For modeling I found Wooldridge's panel and cross-section data book very useful: https://www.amazon.com/Econometric-Analysis-Cross-Section-Pa...
Greene is a really useful reference text: https://www.amazon.com/Econometric-Analysis-8th-William-Gree...
For advanced stats theory, I recommend Casella and Berger https://www.amazon.com/Statistical-Inference-George-Casella/...
Hope that helps!
The more specific a model can be made to the problem at hand, the better it'll perform. Supervised ML models are great starting / baseline models.
* Statistical Inference by Casella and Berger. This book has a very good reputation for building statistics from first principles. I won't link to them, but you can find full PDF scans online with a simple search. Amazon reviews: https://www.amazon.com/Statistical-Inference-Roger-Berger/dp...
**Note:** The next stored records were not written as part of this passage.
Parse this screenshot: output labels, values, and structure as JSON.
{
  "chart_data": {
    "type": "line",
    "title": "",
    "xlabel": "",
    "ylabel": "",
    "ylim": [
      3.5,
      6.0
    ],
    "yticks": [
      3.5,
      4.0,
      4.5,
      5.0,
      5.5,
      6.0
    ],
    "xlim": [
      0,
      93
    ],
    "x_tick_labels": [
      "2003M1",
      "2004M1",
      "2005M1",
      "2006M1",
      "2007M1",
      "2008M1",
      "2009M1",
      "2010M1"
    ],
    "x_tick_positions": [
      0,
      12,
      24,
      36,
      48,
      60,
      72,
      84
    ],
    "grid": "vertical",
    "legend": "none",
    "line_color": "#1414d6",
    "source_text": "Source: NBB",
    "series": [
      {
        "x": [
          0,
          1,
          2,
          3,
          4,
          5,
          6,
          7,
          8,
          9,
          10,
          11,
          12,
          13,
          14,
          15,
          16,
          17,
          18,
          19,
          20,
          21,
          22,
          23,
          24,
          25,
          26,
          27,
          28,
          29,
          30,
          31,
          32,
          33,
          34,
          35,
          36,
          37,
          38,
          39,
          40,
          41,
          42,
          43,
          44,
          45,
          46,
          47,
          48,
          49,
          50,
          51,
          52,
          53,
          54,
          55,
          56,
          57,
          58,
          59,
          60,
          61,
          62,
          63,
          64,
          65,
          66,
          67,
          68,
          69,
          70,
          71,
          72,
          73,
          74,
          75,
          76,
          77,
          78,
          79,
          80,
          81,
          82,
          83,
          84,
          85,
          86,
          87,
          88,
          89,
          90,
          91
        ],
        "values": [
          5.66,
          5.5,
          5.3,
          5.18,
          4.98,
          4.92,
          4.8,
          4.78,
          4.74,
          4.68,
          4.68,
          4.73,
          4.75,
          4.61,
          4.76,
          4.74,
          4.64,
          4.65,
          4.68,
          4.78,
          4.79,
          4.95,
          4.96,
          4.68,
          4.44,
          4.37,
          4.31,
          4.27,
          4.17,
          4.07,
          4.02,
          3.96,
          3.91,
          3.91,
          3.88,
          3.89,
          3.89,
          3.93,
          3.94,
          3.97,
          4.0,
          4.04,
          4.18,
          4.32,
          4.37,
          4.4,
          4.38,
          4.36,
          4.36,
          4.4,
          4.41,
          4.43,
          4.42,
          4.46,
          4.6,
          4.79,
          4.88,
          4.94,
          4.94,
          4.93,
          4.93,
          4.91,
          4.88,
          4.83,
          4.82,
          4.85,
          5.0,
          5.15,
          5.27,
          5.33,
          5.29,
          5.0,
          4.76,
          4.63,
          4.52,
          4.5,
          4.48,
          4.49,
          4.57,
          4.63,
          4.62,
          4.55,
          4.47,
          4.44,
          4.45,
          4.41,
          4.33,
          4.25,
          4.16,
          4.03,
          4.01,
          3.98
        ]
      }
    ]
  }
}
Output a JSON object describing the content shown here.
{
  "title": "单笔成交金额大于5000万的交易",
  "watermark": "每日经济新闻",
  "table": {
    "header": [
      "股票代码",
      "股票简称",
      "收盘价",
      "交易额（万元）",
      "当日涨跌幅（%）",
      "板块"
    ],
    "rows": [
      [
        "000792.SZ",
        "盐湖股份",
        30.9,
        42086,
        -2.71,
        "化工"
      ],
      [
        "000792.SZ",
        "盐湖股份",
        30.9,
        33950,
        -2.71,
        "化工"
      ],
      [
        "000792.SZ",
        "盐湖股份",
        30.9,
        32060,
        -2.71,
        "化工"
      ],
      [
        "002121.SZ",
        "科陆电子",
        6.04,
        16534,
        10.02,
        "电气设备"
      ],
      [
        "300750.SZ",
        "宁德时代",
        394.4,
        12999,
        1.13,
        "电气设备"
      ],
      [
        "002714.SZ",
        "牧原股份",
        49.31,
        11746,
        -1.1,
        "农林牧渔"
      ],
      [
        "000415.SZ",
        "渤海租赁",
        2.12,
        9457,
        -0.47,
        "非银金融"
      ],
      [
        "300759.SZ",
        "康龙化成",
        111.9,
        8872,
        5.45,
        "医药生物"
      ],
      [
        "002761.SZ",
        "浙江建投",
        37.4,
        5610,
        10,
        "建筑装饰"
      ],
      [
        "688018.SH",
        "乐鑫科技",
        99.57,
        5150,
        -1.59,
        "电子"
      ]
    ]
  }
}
* Statistics by Freedman, Pisani, and Purves has similarly very good reviews and can be easily found online. Amazon reviews: https://www.amazon.com/Statistics-Fourth-David-Freedman-eboo...
* The majority of the Berkeley data science core curriculum books are online. This is not purely statistics but 1) is taught in a modern style that makes use of computation and randomization and 2) uses tools that may be useful to learn about.
1. https://inferentialthinking.com/chapters/intro.html (Data 8)
2. https://learningds.org/intro.html (Data 100)
3. http://prob140.org/textbook/content/README.html (Data 140)
4. https://data102.org/fa23/resources/#textbooks-from-previous-... (Data 102; this gets into machine learning and pure statistics)
The Berkeley curriculum is not the only one; there are tens, possibly hundreds, of online courses. The Berkeley curriculum is just 1) quite extensive and 2) the one I happened to read the most about when I was recently researching how data science is currently taught.